Resource Efficiency in Practice – Closing Mineral Cycles
Inefficient use of fertilisers leads to the accumulation of nutrients in areas of intense agricultural activities and can cause serious environmental problems in these areas and beyond. Those problems stem from the disturbance of natural mineral cycles, partly resulting from the extraction of elements in one location and being applied elsewhere. Furthermore, the production of fertilizers consumes natural resources, such as energy, water, and non-renewable mineral resources that contain necessary elements.
This project will identify the most promising and cost-effective measures at the regional and farm levels to increase the resource efficiency and use of nutrients (N, P, K) and help to close mineral cycles with a focus on saturated areas. Findings will be translated into relevant practical measures for the farming community in highly nutrient-saturated regions in Europe. A consortium composed of BIO by Deloitte and Ecologic Institute, with the contribution of several European research institutes, conducts this project on behalf of DG Environment.
Nutrients such as nitrogen (N), phosphorus (P) and potassium (K) are essential nutrients for plants and intensively used as fertilizers in agriculture. With an increasing demand for food, feed, and fibre, the demand for N, P and K has likewise increased. Although the increasing production necessitates a higher application of nutrients, current fertilisation practices use the resources inefficiently. This is firstly problematic due to the increasing scarcity of resources (P and K). Secondly, the inefficiency results in various environmental impacts, contributing to climate change, eutrophication, and acidification of water, to name only the most prominent ones.
Several EU policies are in place to improve one or several aspects of nutrient efficiency (e.g., Nitrates Directive, Water Framework Directive and daughter directives, Common Agricultural Policy). Measures to improve nutrient efficiency are well known at the EU level. Closing mineral cycles will be influenced by the strength of policies as well as the transfer of theoretical knowledge into practical approaches that can be implemented by farmers at the regional level, in particular in saturated areas.
This project aims to:
- Identify the most promising and efficient measures to improve the use of nutrients and to reduce their negative impacts by:
- Identifying saturated areas for N and P with the objective to highlight region-specific measures and encourage close cooperation with the farm level
- Analysing the impacts of agriculture in saturated areas and then qualifying and quantifying the cost of those impacts resulting from inefficient use of N, P, and K
- Identifying potential solutions for the saturated areas to reduce the impacts of agricultural activities
- Identifying good practices that could be implemented at the farm level given local conditions (climate, soil, existing legal requirements, etc.).
- Transfer the acquired information into usable practices for farmers, extension services, and regional decision makers in the identified saturated areas through an interactive and participatory process aimed at empowering them to take action at their respective levels.
The first task of the project is to identify the effects of agriculture on water, air, soil, biodiversity, climate, and human health.
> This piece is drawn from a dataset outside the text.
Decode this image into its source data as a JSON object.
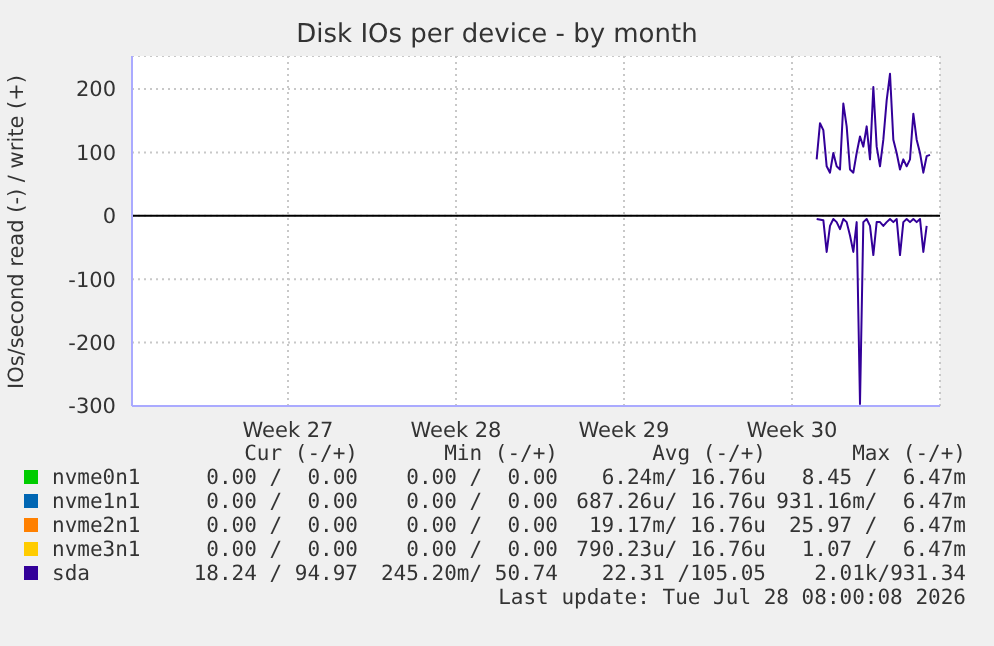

Next, the costs of environmental and health effects will be assessed and possible solutions will be identified to reduce the impacts on saturated European regions. Region-specific good practices will be developed. The project focuses on the following regions:
- West Denmark,
- Southern Netherlands,
- Murcia (Spain),
- Lombardy (Italy),
- Brittany (France),
- Wielkopolska (Poland),
- Northwest Germany, and
- Southeast Ireland.
In an interactive process with the key stakeholders, which is the second task of the project, the findings will be transformed into usable and practical training materials to address the region-specific context and problems. In four regional conferences, trainings will be held to transfer knowledge into practice by reaching out to a broader target group of stakeholders than were involved in the preparation of the material.
Ecologic Institute's role
In the first task of the project, Ecologic Institute is contributing expertise to the themes climate change (renewable energy, reducing greenhouse gas emissions, adaptation) and soil (fertilisation and soil management) throughout the various activities outlined above. Ecologic Institute, due to its experience in stakeholder engagement processes, will lead the second task of developing the dissemination material and the organization of the regional stakeholder conferences as well as the final conference in Brussels.